Amendment No. 1 to SB 584 (Harmon) passed the Senate Executive Committee (10-0-6) with the Chamber testifying in support. The bill includes several new efficiencies in state procurement including, amongst others, the following:  1) Eliminating the current communications reporting requirements; 2) Adding a new "best value" procurement pilot project for IDOT, IDNR, Dept. of Agriculture, and institutions of higher education; 3) Allowing for joint purchasing with a federal agency or consortium of governmental, educational, medical, research or similar entities; and 4) Adding new higher education exemptions.  The bill passed committee, but became mixed up in overarching budget battles.  Therefore, the issue of procurement is temporarily on hold.

The Chamber will continue to encourage the General Assembly to advance legislation which ensures the state's procurement opportunities are handled through a sensible, fair, and transparent process.  

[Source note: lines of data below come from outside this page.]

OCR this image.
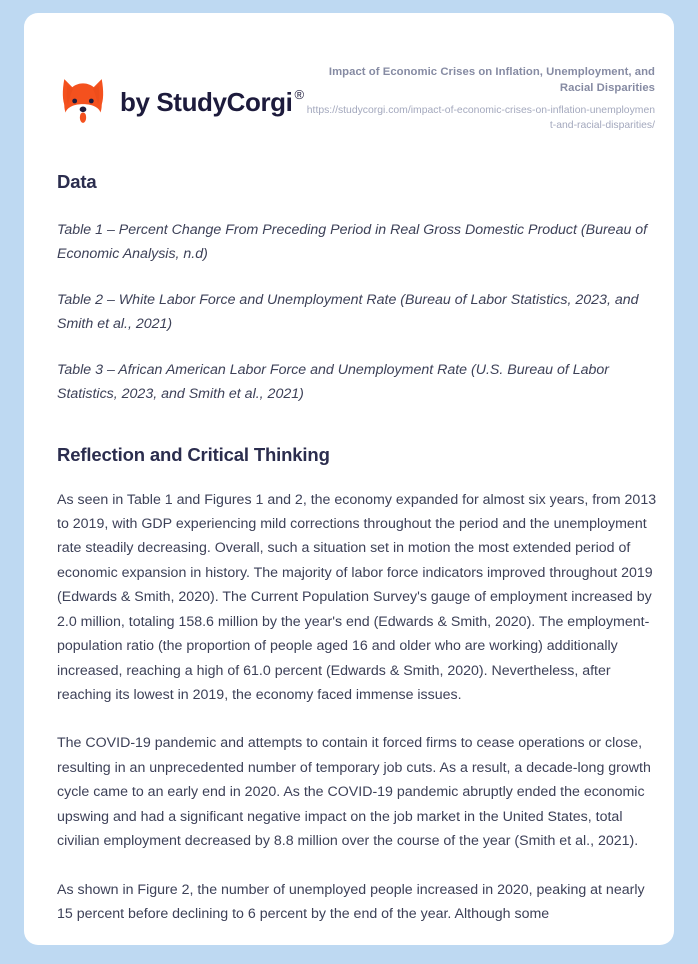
by StudyCorgi ®
Impact of Economic Crises on Inflation, Unemployment, and Racial Disparities
https://studycorgi.com/impact-of-economic-crises-on-inflation-unemployment-and-racial-disparities/
Data

Table 1 – Percent Change From Preceding Period in Real Gross Domestic Product (Bureau of Economic Analysis, n.d)

Table 2 – White Labor Force and Unemployment Rate (Bureau of Labor Statistics, 2023, and Smith et al., 2021)

Table 3 – African American Labor Force and Unemployment Rate (U.S. Bureau of Labor Statistics, 2023, and Smith et al., 2021)

Reflection and Critical Thinking

As seen in Table 1 and Figures 1 and 2, the economy expanded for almost six years, from 2013 to 2019, with GDP experiencing mild corrections throughout the period and the unemployment rate steadily decreasing. Overall, such a situation set in motion the most extended period of economic expansion in history. The majority of labor force indicators improved throughout 2019 (Edwards & Smith, 2020). The Current Population Survey's gauge of employment increased by 2.0 million, totaling 158.6 million by the year's end (Edwards & Smith, 2020). The employment-population ratio (the proportion of people aged 16 and older who are working) additionally increased, reaching a high of 61.0 percent (Edwards & Smith, 2020). Nevertheless, after reaching its lowest in 2019, the economy faced immense issues.

The COVID-19 pandemic and attempts to contain it forced firms to cease operations or close, resulting in an unprecedented number of temporary job cuts. As a result, a decade-long growth cycle came to an early end in 2020. As the COVID-19 pandemic abruptly ended the economic upswing and had a significant negative impact on the job market in the United States, total civilian employment decreased by 8.8 million over the course of the year (Smith et al., 2021).

As shown in Figure 2, the number of unemployed people increased in 2020, peaking at nearly 15 percent before declining to 6 percent by the end of the year. Although some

Despite several pending tax issues, the 2016 spring legislative session saw virtually no major tax legislation enacted.

The good news is that a number of bad ideas, including so-called "loophole closing" legislation was not passed by the General Assembly.

The bad news is that the unresolved issues also include a number of expired and expiring credits and exemptions:


-The research and development credit has not been reinstated (Chamber Solution: HB 5659 - K. Wheeler).

-The Manufacturers' Purchase credit has not been reinstated (Chamber solution: HB 5634 - K. Wheeler).

-The Graphic Arts Machinery and Equipment exemption has not been reinstated (Chamber solution: HB 5716 - Zalewski).

-The expanded Temporary Storage Exemption is scheduled to sunset on June 30, 2016 (Chamber solution: SB 2904 - Brady)

-The EDGE credit is scheduled to sunset on December 31, 2016.

-The Angel Investment Credit, IITA Section 220, is scheduled to sunset on December 31, 2016.

The Chamber's Tax Institute will continue to work over the summer to ensure that the legislation forming a final budget package addresses these critical issues.